Things Obama Might Think About

Newt Gingrich says Obama should take some time off to think, but I’m not sure if Obama has a brain that is good for thinking. If we put Obama in the corner, what would go through his head?

THINGS OBAMA MIGHT THINK ABOUT

* Typical white people.

* How to figure out if his head will fit in a bucket.

* Try to to imagine where all the money he’s been crazy spending might have ended up.

* How people would appreciate him much better if he were only president of Europe.

* The mechanics of a proper bow.

* All the jobs and unicorns he’s saved and created.

* Things other than religion and guns that people could be bitterly clinging to that would cause them to not appreciate his awesomeness.

* Eating waffles.

* Remembering the names of all fifty-seven states.

* How worried he is that people will find out how disorganized his community was.

* He’ll imagine a teleprompter and read thoughts off of it.

What do you think Obama will think about?

26 Comments

  1. The soaring price of Arugula.

    Why his waffle is cold.

    What is that thing that sleeps next to him.

    How he can incorporate the sickle into the presidential seal.

    Why the dang window won’t open.

    Whats that thing on bidens neck.

  2. Here’s how his vacation would go:

    Obama: I want waffles.

    Now that’s done.

    Obama: Mmmmmmm, when you’re out to fundamentally transform America, you don’t need to care about anything else. Vacation done!

    ============

    Bye the by, Read D’Souza’s book. It’s not so much a bucket he wears as it is bizarro glasses that distort everything. He doesn’t see things the way your average citizen does. And he doesn’t care.

  3. *Who can I call to get this car out of the ditch, otherwise, I’ll be late for my tee time.

    *Why do so many people laugh at Joe Biden – I just don’t think he’s that funny.

    *If they don’t let me out of this corner soon, Michelle’s going to be pissed.

    *I wonder if more people would like me if I would have bought a Golden Retreiver instead.

    *I need a new speechwriter. This one’s obviously lost his mojo.
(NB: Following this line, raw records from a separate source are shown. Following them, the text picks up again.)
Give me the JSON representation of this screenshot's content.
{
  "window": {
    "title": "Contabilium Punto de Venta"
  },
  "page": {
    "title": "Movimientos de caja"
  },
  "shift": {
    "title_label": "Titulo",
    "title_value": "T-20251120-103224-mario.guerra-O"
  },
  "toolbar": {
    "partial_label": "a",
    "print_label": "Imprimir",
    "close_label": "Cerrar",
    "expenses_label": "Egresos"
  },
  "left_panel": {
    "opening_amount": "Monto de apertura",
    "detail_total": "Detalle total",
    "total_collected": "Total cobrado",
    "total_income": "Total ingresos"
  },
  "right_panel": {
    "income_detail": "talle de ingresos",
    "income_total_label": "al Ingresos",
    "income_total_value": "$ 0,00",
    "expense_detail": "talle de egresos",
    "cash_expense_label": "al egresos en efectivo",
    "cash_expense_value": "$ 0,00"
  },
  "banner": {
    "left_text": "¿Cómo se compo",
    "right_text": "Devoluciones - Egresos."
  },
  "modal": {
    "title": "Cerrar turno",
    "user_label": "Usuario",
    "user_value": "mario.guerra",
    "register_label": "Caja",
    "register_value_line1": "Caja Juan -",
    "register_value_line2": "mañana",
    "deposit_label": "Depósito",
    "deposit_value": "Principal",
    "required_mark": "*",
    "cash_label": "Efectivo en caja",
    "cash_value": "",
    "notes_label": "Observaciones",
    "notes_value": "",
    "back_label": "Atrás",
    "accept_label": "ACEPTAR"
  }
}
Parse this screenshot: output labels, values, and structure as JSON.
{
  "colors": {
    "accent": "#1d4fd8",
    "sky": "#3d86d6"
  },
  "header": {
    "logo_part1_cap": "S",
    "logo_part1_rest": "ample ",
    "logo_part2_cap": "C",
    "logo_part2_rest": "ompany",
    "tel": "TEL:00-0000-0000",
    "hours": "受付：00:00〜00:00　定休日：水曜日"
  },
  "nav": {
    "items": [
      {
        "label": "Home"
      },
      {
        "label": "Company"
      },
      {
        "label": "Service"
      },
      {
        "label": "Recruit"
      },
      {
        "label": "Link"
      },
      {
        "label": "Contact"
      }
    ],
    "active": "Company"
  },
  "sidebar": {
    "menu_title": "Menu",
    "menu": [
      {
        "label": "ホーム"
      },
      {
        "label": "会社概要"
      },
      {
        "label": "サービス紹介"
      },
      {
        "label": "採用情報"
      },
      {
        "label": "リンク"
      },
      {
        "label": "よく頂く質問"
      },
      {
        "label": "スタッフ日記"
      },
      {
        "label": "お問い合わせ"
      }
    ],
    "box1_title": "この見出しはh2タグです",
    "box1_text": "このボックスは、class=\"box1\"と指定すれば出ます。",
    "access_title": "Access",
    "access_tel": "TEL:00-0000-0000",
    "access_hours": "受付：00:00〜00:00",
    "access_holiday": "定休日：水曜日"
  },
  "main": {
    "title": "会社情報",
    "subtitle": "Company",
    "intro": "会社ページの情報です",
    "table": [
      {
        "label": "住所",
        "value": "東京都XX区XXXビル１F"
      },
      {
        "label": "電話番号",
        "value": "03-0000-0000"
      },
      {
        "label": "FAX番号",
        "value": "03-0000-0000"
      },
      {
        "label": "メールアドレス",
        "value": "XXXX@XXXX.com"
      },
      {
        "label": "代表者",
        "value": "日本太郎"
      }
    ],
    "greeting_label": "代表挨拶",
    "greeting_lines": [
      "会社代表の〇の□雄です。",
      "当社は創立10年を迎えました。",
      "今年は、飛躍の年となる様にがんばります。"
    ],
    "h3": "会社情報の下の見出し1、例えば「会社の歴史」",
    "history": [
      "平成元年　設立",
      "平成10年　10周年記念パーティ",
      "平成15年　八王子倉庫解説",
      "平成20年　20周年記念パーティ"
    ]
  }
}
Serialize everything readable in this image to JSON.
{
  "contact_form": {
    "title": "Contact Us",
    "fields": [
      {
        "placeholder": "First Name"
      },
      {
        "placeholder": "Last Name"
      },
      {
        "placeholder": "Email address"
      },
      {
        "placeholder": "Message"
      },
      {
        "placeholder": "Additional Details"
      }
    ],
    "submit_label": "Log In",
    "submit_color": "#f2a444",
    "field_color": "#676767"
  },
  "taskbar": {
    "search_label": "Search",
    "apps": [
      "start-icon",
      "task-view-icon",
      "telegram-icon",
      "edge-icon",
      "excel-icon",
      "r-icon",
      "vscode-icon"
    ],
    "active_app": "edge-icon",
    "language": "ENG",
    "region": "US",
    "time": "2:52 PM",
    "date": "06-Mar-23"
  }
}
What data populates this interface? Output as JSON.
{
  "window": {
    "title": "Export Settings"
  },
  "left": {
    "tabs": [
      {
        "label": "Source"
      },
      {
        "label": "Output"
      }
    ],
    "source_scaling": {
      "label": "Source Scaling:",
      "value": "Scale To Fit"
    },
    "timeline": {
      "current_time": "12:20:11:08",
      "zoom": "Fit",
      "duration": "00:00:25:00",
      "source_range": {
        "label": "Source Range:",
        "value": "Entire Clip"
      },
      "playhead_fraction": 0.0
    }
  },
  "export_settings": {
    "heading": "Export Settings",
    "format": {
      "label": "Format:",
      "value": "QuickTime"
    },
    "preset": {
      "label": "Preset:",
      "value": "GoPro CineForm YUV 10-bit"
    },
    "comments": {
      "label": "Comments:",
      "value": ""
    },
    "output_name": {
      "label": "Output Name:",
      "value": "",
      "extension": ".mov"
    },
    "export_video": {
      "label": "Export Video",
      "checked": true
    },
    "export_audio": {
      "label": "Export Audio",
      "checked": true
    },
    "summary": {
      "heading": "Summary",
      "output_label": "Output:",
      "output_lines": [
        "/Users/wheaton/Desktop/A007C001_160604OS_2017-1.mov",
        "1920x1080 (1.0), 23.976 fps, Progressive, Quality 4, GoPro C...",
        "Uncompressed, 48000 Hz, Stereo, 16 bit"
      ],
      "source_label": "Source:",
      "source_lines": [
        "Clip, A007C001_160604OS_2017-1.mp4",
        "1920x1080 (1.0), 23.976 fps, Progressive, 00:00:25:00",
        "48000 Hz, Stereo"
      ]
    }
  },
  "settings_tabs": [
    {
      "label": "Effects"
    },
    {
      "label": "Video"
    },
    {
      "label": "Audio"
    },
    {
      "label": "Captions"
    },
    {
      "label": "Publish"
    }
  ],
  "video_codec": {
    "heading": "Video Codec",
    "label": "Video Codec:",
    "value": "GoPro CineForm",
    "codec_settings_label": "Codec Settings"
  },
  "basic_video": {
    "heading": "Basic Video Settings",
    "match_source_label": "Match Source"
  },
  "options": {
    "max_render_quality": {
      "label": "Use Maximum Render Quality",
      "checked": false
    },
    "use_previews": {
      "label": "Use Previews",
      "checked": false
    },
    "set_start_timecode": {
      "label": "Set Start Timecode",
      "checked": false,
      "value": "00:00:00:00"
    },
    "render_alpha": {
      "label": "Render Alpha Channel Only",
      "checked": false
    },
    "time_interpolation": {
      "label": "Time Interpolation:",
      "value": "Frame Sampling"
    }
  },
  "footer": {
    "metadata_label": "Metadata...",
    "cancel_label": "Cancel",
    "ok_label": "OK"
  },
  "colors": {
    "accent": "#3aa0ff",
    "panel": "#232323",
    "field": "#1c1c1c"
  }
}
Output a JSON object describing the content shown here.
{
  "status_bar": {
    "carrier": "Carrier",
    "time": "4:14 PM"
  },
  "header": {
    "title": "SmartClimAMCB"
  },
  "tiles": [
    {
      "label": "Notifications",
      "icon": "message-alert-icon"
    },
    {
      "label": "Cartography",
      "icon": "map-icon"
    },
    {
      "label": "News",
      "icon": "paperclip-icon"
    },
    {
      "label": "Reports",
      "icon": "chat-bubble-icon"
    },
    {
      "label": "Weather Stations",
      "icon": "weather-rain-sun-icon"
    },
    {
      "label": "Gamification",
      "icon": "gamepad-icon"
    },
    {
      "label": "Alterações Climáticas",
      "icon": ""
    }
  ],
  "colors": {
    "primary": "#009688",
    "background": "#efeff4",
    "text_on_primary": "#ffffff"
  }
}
    *What should I name my next book?

  4. * I go to remember to tell Ayers about that enhanced airport screening beoroe his next trip to the Pentagon.

    *Remind Mbo that the ambassador from the Klingon home world is still awaiting her answer.

    * Arugula ice cream on waffles. Yummo.

    * Where did I hide that birth certificate?

  5. * A new cowbell for Moochelle
    * Taking another trip out of the country. Anywhere, just get me outta here!
    * Give us another speech, Barrack!
    * Put his Presidential library on the Moon. As if we needed another excuse to Nuke The Moon.
    * Is that Pelosi on her broom coming at me? Why is she holding a torch and a pitchfork?
    * Resign and go back home to Kenya

  6. *How much easier running the US seemed in College….after a bong hit.

    *Whether or not Michelle would make good on her threat to go all ghetto and throw all of his clothes on the front lawn for cheating on her.

    *How much his golf game has improved since became Pres and had more time for it.

    *How to quietly get rid of the dog once he leaves the White House.

    *What Muslim nation to put his Presidential library in.

    *Why nobody likes him when he’s knows he’s so awesome.

    *How to be more specific in his hate of America so even the left understands.

  7. Disorganized is an understatement:
    The city’s troubles are so extreme that a pair of state lawmakers are calling on a fellow Democrat, Gov. Pat Quinn, to deploy the National Guard to help restore calm. The latest figures show that Chicago had racked up 122 homicides for the year, exceeding the 116 killings over the comparable period in 2009, a very bad year. Among the top 10 U.S. cities, Chicago is within shooting distance of advancing from second place to win the dubious distinction of being the U.S. murder capital. It’s no coincidence that the Windy City is already the U.S. gun-control capital. (that was in May)

  8. Things Obama might think about…

    Come up with new ideas for blaming other people. He needs to hook up w/ Jay Z who actually said that the drug epidemic in this country is the fault of Reaganomics. I guess druggies must think Reagan was pretty cool after all.

    Come up with the nerve to finally hit on Barney.

    Go find that little kid with the Joker facepaint and whip up on him.

    Gotta schedule time to wash Mr. Soros car.

  9. * It sure was an honor for that guy to have the Medal of Honor awarded by me.

    * Where can I send Michelle, so I can go get another cheeseburger?

    * I feel pretty! Oh, so pretty!

    * Kanye West is a jackass.

    *Could we get another mirror in here?

    * How can I get my approval ratings back up? Maybe I should nuke the moon.

  10. Since this thread was about Obama and how he thinks, I thought it fitting to nominate myself as the thread winner. Way to go Johnny5_is_alive you’re the most awesome-ist commenter ever!!! You could totally rule the world, it would be so easy too!!!

    Then I read # 21 what Son of Bob wrote. Not even my real or imaginary narcissism can over come that scary thought of disturbing truth. Which makes me wonder, what was Obamas father’s name?